I had very conflicting emotions with this news, mostly a combination of anger and relief. I was so angry that none of the doctors had realized this earlier, and that one doctor mistakenly told me that I was negative for this gene mutation when she really meant to say I was negative for Factor Five. So I went on to tell my next doctor and several other medical teams I was working with that I did not have MTHFR, going off what she had told me. Sadly, none of these doctors thoroughly looked into my file. Had they done so I may not have had to deal with 2.5 years of five miscarriages and paying for IVF.
I’ve heard stories of women who’ve suffered through many miscarriages before their doctor tested them for MTHFR gene mutation. When they discovered they had it, they were put on the proper medication and vitamins and boom…they have a healthy baby in their arms. I pray it will be that simple for me as well, but I also have Low Ovarian Reserve so it probably won’t be that easy. On the other spectrum of my emotions, I am feeling so much relief knowing that a huge missing puzzle piece has finally been found. But to be honest it is going to take a while to get over my anger. I think in time I will get over it, but right now it is pretty difficult.
I sat at Mom’s dinner table and talked about the news with her. She was the one that had mentioned to me several months back my Aunt has the MTHFR gene mutation. This perked my ears up because I remember hearing that acronym as part of the fertility tests I thought I took early on. I explained to Mom, “Had you not told me that, I would not have double checked that I actually got tested for it.” Mom got kind of teary eyed and said something to the effect of, “I didn’t even realize that was something related to fertility.” In other words, Mom had no clue the wheels she had set in motion for me. But I’m glad that she did. I’m also glad that my Aunt spoke up about her medical issues that were caused by the MTHFR gene mutation. Those conversations led me to my diagnosis that could help with my fertility, and ultimately help me to have much greater odds of having a baby.

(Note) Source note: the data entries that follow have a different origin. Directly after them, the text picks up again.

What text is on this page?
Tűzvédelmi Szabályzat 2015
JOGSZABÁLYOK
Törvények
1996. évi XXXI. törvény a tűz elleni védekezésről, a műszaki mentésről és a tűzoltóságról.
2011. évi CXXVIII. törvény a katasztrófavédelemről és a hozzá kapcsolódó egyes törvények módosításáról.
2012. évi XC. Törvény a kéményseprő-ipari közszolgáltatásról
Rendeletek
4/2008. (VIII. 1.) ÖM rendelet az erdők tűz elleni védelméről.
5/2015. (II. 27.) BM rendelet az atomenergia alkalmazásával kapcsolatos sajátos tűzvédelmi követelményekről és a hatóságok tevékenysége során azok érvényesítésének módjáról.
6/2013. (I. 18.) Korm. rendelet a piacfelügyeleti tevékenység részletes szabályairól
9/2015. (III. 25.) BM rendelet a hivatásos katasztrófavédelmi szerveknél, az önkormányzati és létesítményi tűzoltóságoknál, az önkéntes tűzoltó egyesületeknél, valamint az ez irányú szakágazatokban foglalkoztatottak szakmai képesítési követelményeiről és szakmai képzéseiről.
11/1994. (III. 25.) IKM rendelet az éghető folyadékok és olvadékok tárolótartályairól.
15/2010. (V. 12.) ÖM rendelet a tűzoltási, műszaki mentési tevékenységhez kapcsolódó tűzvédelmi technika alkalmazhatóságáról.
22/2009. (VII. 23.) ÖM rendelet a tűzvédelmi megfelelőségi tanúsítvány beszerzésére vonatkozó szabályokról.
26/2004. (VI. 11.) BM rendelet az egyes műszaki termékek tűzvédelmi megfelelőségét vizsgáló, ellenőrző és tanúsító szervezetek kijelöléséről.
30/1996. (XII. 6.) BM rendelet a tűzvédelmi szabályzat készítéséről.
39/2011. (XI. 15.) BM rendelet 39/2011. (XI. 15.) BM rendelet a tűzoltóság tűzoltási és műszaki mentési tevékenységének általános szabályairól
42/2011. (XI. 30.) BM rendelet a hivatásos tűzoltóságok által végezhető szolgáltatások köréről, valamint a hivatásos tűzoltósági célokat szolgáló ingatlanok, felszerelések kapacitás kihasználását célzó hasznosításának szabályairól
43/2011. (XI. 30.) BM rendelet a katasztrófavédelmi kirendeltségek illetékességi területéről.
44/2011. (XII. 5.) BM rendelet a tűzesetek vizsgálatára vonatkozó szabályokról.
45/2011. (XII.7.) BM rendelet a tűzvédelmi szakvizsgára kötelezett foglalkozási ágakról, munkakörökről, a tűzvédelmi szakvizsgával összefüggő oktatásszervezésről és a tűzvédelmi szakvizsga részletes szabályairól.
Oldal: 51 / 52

I am brand new to this diagnosis so I have much to learn about it. I’ll probably do informational posts on it in the future. One thing I mentioned to my Mom is that I learned the MTHFR gene mutation has been correlated to some cases of cancer. So my diagnosis has sparked her curiosity into whether she may have the MTHFR gene mutation as well. She has beat cancer twice already and is the strongest woman I know. She said she would look into testing. It’s kind of surreal to finally have a concrete answer as to why I have recurrent miscarriages, and even more so surreal there may be a simple solution of medicine to help me. My OBGYN referred me to a geneticist that I should be seeing soon. Maybe next year we will finally have our little one.